"Why make her lie to you to save me....."

This is the last outfit Raoul wears - a broken down version of his ruffled tailcoat shirt and black pants. The Raoul actor is soaked with lukewarm water under stage before this scene, making his shirt appear like he's actually been swimming across the lake to the Phantom's lair. His suspenders are also viewable, and every production feature a new version: black, red, white, wine coloured, paisley patterned, brown, silver...

Markus Tylor, a talented photographer and also Steve Barton's dresser back in 1986, told a funny anecdote about this costume in his picture catalogue "The Phantom of the Opera, The first year backstage". Here it is, for your enjoyment. I highly recommend he catalogue, it is stuffed with rare and funny pictures from the original West End production.

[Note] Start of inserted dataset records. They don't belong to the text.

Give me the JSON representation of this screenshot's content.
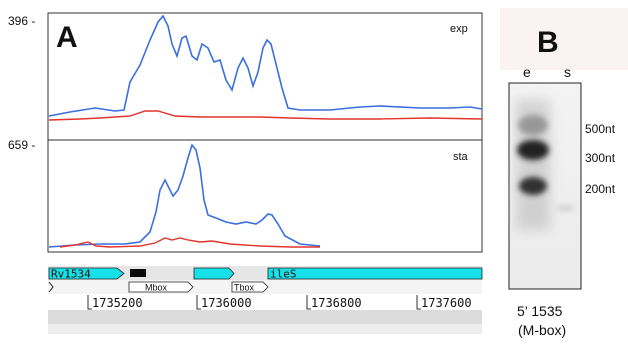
{
  "panel_a": {
    "label": "A",
    "tracks": [
      {
        "name": "exp",
        "ymax_label": "396 -"
      },
      {
        "name": "sta",
        "ymax_label": "659 -"
      }
    ],
    "genes": [
      {
        "label": "Rv1534"
      },
      {
        "label": ""
      },
      {
        "label": ""
      },
      {
        "label": "ileS"
      }
    ],
    "features": [
      {
        "label": "Mbox"
      },
      {
        "label": "Tbox"
      }
    ],
    "coordinates": [
      "1735200",
      "1736000",
      "1736800",
      "1737600"
    ],
    "colors": {
      "blue": "#3a6fe0",
      "red": "#e2342c",
      "gene": "#16e0e8"
    }
  },
  "panel_b": {
    "label": "B",
    "lanes": [
      "e",
      "s"
    ],
    "markers": [
      "500nt",
      "300nt",
      "200nt"
    ],
    "caption_line1": "5’ 1535",
    "caption_line2": "(M-box)"
  }
}
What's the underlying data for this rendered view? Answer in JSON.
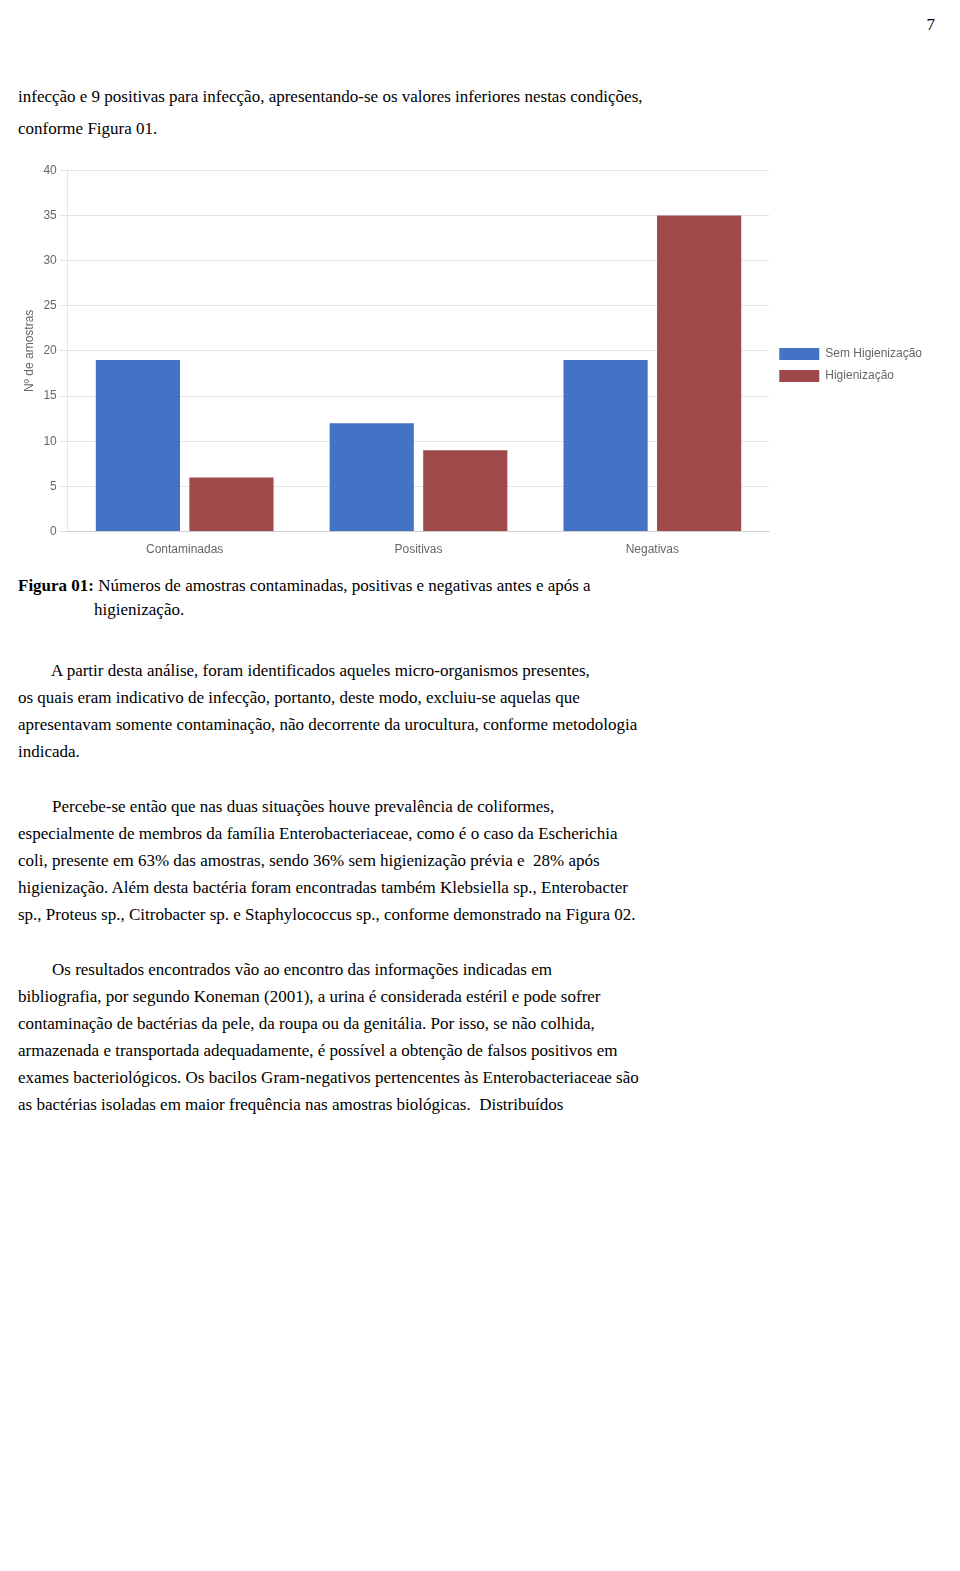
{
  "page": {
    "page_number": "7",
    "intro_lines": [
      "infecção e 9 positivas para infecção, apresentando-se os valores inferiores nestas condições,",
      "conforme Figura 01."
    ],
    "caption_bold": "Figura 01:",
    "caption_normal": " Números de amostras contaminadas, positivas e negativas antes e após a",
    "caption_line2": "higienização.",
    "paragraphs": [
      [
        "        A partir desta análise, foram identificados aqueles micro-organismos presentes,",
        "os quais eram indicativo de infecção, portanto, deste modo, excluiu-se aquelas que",
        "apresentavam somente contaminação, não decorrente da urocultura, conforme metodologia",
        "indicada."
      ],
      [
        "        Percebe-se então que nas duas situações houve prevalência de coliformes,",
        "especialmente de membros da família Enterobacteriaceae, como é o caso da Escherichia",
        "coli, presente em 63% das amostras, sendo 36% sem higienização prévia e  28% após",
        "higienização. Além desta bactéria foram encontradas também Klebsiella sp., Enterobacter",
        "sp., Proteus sp., Citrobacter sp. e Staphylococcus sp., conforme demonstrado na Figura 02."
      ],
      [
        "        Os resultados encontrados vão ao encontro das informações indicadas em",
        "bibliografia, por segundo Koneman (2001), a urina é considerada estéril e pode sofrer",
        "contaminação de bactérias da pele, da roupa ou da genitália. Por isso, se não colhida,",
        "armazenada e transportada adequadamente, é possível a obtenção de falsos positivos em",
        "exames bacteriológicos. Os bacilos Gram-negativos pertencentes às Enterobacteriaceae são",
        "as bactérias isoladas em maior frequência nas amostras biológicas.  Distribuídos"
      ]
    ]
  },
  "chart_data": {
    "type": "bar",
    "categories": [
      "Contaminadas",
      "Positivas",
      "Negativas"
    ],
    "series": [
      {
        "name": "Sem Higienização",
        "color": "#4472C4",
        "values": [
          19,
          12,
          19
        ]
      },
      {
        "name": "Higienização",
        "color": "#9E4A4A",
        "values": [
          6,
          9,
          35
        ]
      }
    ],
    "ylabel": "Nº de amostras",
    "ylim": [
      0,
      40
    ],
    "yticks": [
      0,
      5,
      10,
      15,
      20,
      25,
      30,
      35,
      40
    ],
    "grid": true,
    "legend": "right"
  }
}
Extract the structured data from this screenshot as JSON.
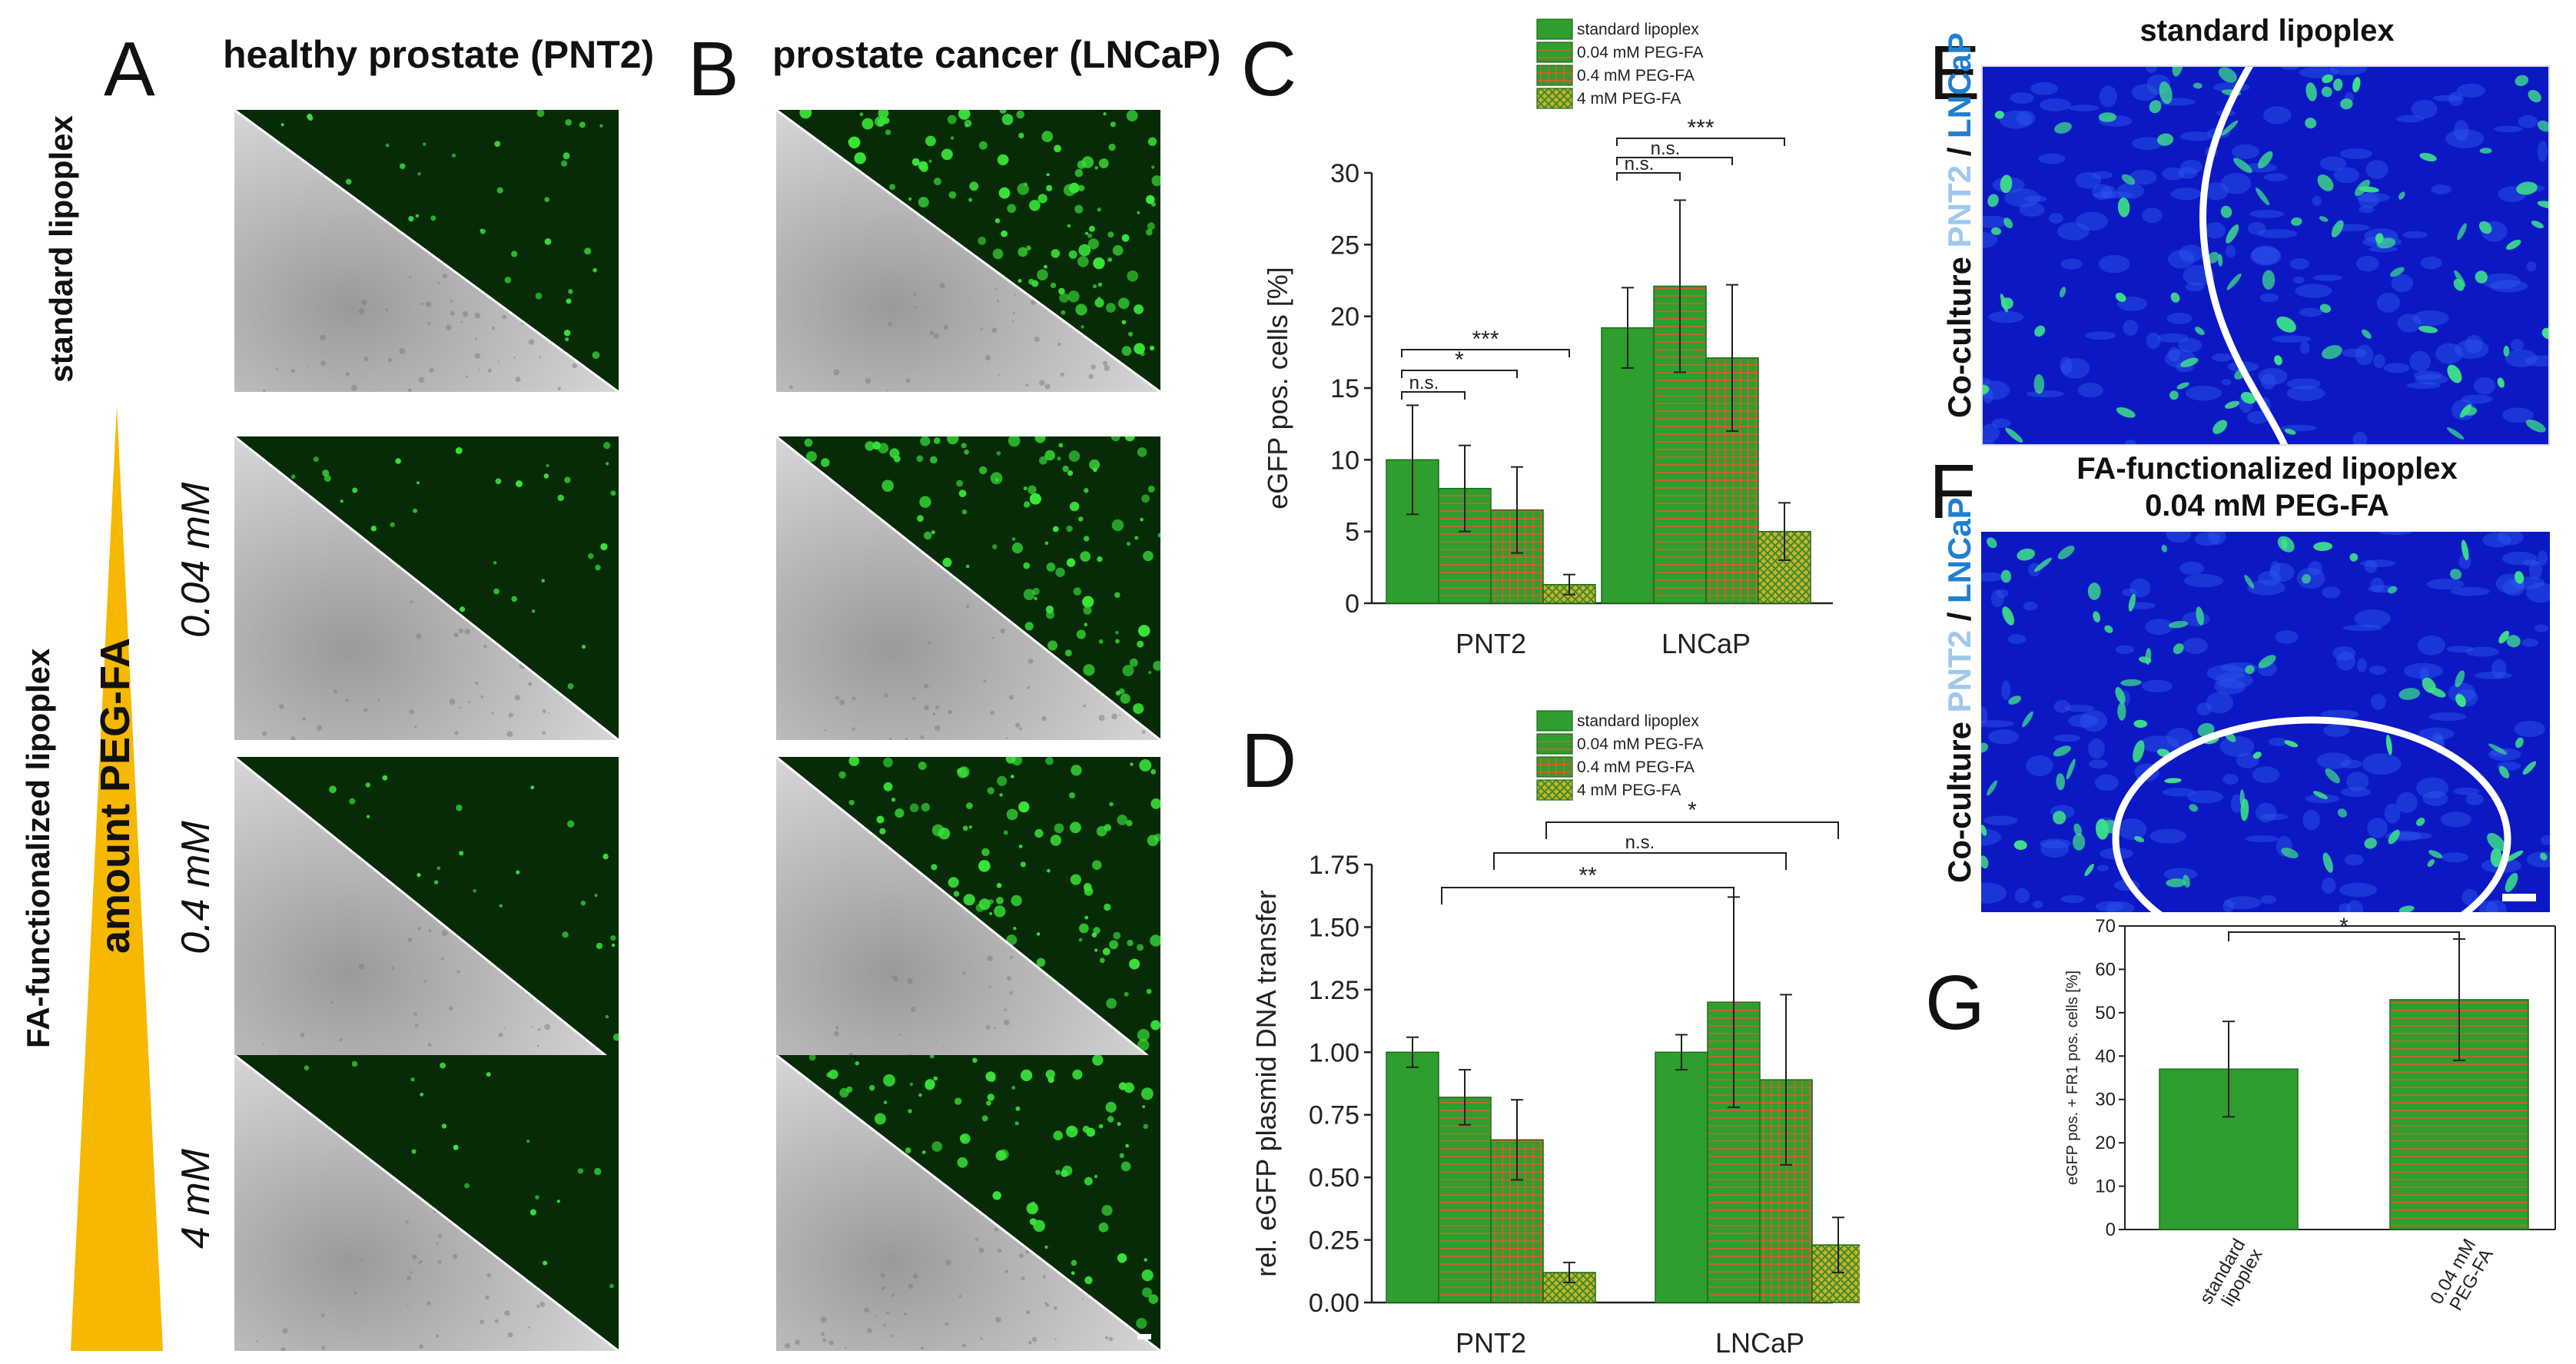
{
  "panels": {
    "A": "A",
    "B": "B",
    "C": "C",
    "D": "D",
    "E": "E",
    "F": "F",
    "G": "G"
  },
  "col_titles": {
    "a": "healthy prostate (PNT2)",
    "b": "prostate cancer (LNCaP)"
  },
  "row_labels": {
    "standard": "standard lipoplex",
    "functionalized": "FA-functionalized lipoplex",
    "amount": "amount PEG-FA"
  },
  "concentrations": [
    "0.04 mM",
    "0.4 mM",
    "4 mM"
  ],
  "coculture": {
    "label": "Co-culture",
    "pnt2": "PNT2",
    "slash": " / ",
    "lncap": "LNCaP"
  },
  "panel_e_title": "standard lipoplex",
  "panel_f_title": {
    "line1": "FA-functionalized lipoplex",
    "line2": "0.04 mM PEG-FA"
  },
  "colors": {
    "green": "#2e9e2e",
    "hatch_line": "#e05a28",
    "cyan_text": "#9fc8ec",
    "blue_text": "#1f7fd0",
    "triangle": "#f6b800"
  },
  "chart_data": [
    {
      "id": "C",
      "type": "bar",
      "categories": [
        "PNT2",
        "LNCaP"
      ],
      "ylabel": "eGFP pos. cells [%]",
      "ylim": [
        0,
        30
      ],
      "yticks": [
        0,
        5,
        10,
        15,
        20,
        25,
        30
      ],
      "legend": [
        "standard lipoplex",
        "0.04 mM PEG-FA",
        "0.4 mM PEG-FA",
        "4 mM PEG-FA"
      ],
      "series": [
        {
          "name": "standard lipoplex",
          "values": [
            10.0,
            19.2
          ],
          "errors": [
            3.8,
            2.8
          ]
        },
        {
          "name": "0.04 mM PEG-FA",
          "values": [
            8.0,
            22.1
          ],
          "errors": [
            3.0,
            6.0
          ]
        },
        {
          "name": "0.4 mM PEG-FA",
          "values": [
            6.5,
            17.1
          ],
          "errors": [
            3.0,
            5.1
          ]
        },
        {
          "name": "4 mM PEG-FA",
          "values": [
            1.3,
            5.0
          ],
          "errors": [
            0.7,
            2.0
          ]
        }
      ],
      "significance": [
        {
          "group": 0,
          "from": 0,
          "to": 1,
          "label": "n.s."
        },
        {
          "group": 0,
          "from": 0,
          "to": 2,
          "label": "*"
        },
        {
          "group": 0,
          "from": 0,
          "to": 3,
          "label": "***"
        },
        {
          "group": 1,
          "from": 0,
          "to": 1,
          "label": "n.s."
        },
        {
          "group": 1,
          "from": 0,
          "to": 2,
          "label": "n.s."
        },
        {
          "group": 1,
          "from": 0,
          "to": 3,
          "label": "***"
        }
      ]
    },
    {
      "id": "D",
      "type": "bar",
      "categories": [
        "PNT2",
        "LNCaP"
      ],
      "ylabel": "rel. eGFP plasmid DNA transfer",
      "ylim": [
        0,
        1.75
      ],
      "yticks": [
        "0.00",
        "0.25",
        "0.50",
        "0.75",
        "1.00",
        "1.25",
        "1.50",
        "1.75"
      ],
      "legend": [
        "standard lipoplex",
        "0.04 mM PEG-FA",
        "0.4 mM PEG-FA",
        "4 mM PEG-FA"
      ],
      "series": [
        {
          "name": "standard lipoplex",
          "values": [
            1.0,
            1.0
          ],
          "errors": [
            0.06,
            0.07
          ]
        },
        {
          "name": "0.04 mM PEG-FA",
          "values": [
            0.82,
            1.2
          ],
          "errors": [
            0.11,
            0.42
          ]
        },
        {
          "name": "0.4 mM PEG-FA",
          "values": [
            0.65,
            0.89
          ],
          "errors": [
            0.16,
            0.34
          ]
        },
        {
          "name": "4 mM PEG-FA",
          "values": [
            0.12,
            0.23
          ],
          "errors": [
            0.04,
            0.11
          ]
        }
      ],
      "significance": [
        {
          "from_cat": 0,
          "from_s": 1,
          "to_cat": 1,
          "to_s": 1,
          "label": "**"
        },
        {
          "from_cat": 0,
          "from_s": 2,
          "to_cat": 1,
          "to_s": 2,
          "label": "n.s."
        },
        {
          "from_cat": 0,
          "from_s": 3,
          "to_cat": 1,
          "to_s": 3,
          "label": "*"
        }
      ]
    },
    {
      "id": "G",
      "type": "bar",
      "categories": [
        "standard\nlipoplex",
        "0.04 mM\nPEG-FA"
      ],
      "ylabel": "eGFP pos. + FR1 pos. cells [%]",
      "ylim": [
        0,
        70
      ],
      "yticks": [
        0,
        10,
        20,
        30,
        40,
        50,
        60,
        70
      ],
      "series": [
        {
          "values": [
            37,
            53
          ],
          "errors": [
            11,
            14
          ]
        }
      ],
      "significance": [
        {
          "from": 0,
          "to": 1,
          "label": "*"
        }
      ]
    }
  ]
}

The ritual of sponging Raoul was all because of "that shirt", as it had become known in the Wardrobe department... Steve was a perfectionist, and thus, like most never happy about a particular item of costume (...) His argument was on the following lines: "How come I jump off a bridge and into a lake, then only to reappear a few minutes later bone dry?!". We kind of lost count of how many "shirts" of varying design and differing materials were made, tested and rejected during the first few weeks of the shows opening. Cotton did not look wet, so polyester was tried, that did not look wet enough. Next along was satin: deemed to fluffy, silk gave little added benefit. Having run out of materials, it was time to supplement the "shirt" with one with slits and cuts in it to give the audience an impression that the man had indeed gone for a swim. But, Steve felt it just looked like an old rag. Poor Rose the Wardrobe Mistress was at her wits end, and had a mountain of other costumes to attend to. Having reached a stalemate, and I being in charge of his costumes suggested "pouring a bucket of water over the bum". To my shame this was met with utter silence, until Rose exclaimed "FINE!!". (...) So it was back to the original shirt, cotton being best suited for this type of "lake special effect"., along with slits and cuts incorporated into this shirt to complete the impression. And it worked, the man also benefiting from a nice cooling down, which is something I believe is still done to this day*."

(*Everywhere except Vegas, which I think use a special fabric appearing wet from a distance.)